Selain tuntutan gencatan senjata segera, resolusi yang didukung oleh negara-negara Arab itu juga menuntut pembebasan segera semua tahanan.

Resolusi Aljazair itu juga menolak pengusiran paksa warga sipil Palestina, mendesak aliran bantuan kemanusiaan tanpa batas ke Gaza.

Resolusi itu juga mengulangi tuntutan Dewan Keamanan agar baik Israel maupun Hamas "patuh sepenuhnya" dengan aturan hukum internasional, khususnya terkait perlindungan terhadap warga sipil, dan mengutuk "segala bentuk terorisme," tanpa menyebutkan secara eksplisit pihak mana.

Perwakilan tetap Rusia untuk PBB, Vassily Nebenzia, menggambarkan kegagalan mengadopsi resolusi Aljazair sebagai "babak gelap lain dalam sejarah Dewan Keamanan PBB, lagi-lagi ditulis oleh delegasi AS."

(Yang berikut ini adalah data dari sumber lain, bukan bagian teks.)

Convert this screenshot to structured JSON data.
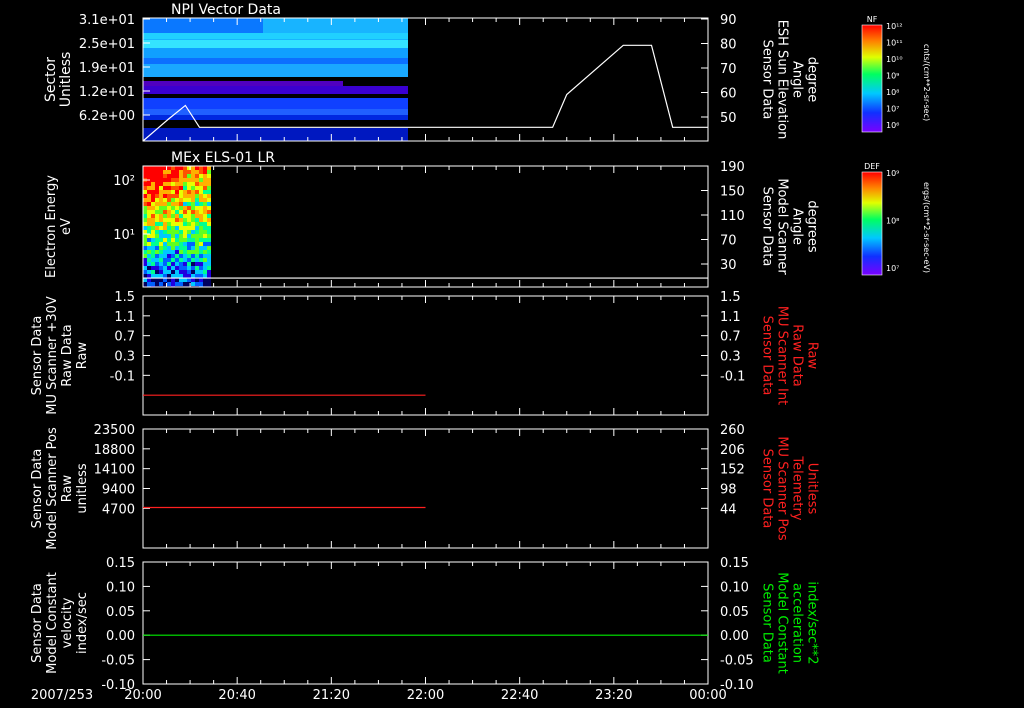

Dia menuduh AS memberikan perlindungan kepada Israel untuk melaksanakan "rencana tidak manusiawi terhadap Gaza, khususnya untuk mengusir warga Palestina dari daerah tersebut dan benar-benar membersihkan wilayah tersebut dan benar-benar mengubahnya menjadi wilayah yang tidak dapat dihuni."

Besarnya kekerasan yang terjadi di Gaza "telah melampaui setiap konflik yang manusia alami setelah Perang Dunia Kedua. Opini publik tidak akan lagi memaafkan ketiadaan tindakan dari PBB," tambahnya.

Utusan China, Zhang Jun, juga menyatakan kekecewaan atas hasil pemungutan suara tersebut. Dia mengatakan veto AS mengirim pesan yang salah dan mendorong situasi di Gaza ke arah yang berbahaya.

"Terus-menerus menghindari gencatan senjata segera tidak berbeda dengan memberi lampu hijau untuk pembantaian yang terus berlanjut," katanya.

Jika resolusi gencatan senjata terus dihalangi di Dewan Keamanan, Zhang mengatakan dampak dari konflik akan terus mengguncang seluruh wilayah Timur Tengah, meningkatkan risiko perang yang lebih luas.

"Hanya dengan memadamkan api perang di Gaza kita dapat mencegah neraka melanda seluruh wilayah," tambahnya.

"Dewan harus segera bertindak untuk menghentikan pembantaian ini di Timur Tengah."

Samuel Zbogar dari Slovenia, yang memberikan suara mendukung resolusi, menyerukan diakhirinya pembunuhan warga sipil di Gaza.

"Penderitaan yang dialami oleh rakyat Palestina melampaui apa pun yang seharusnya dihadapi manusia," katanya.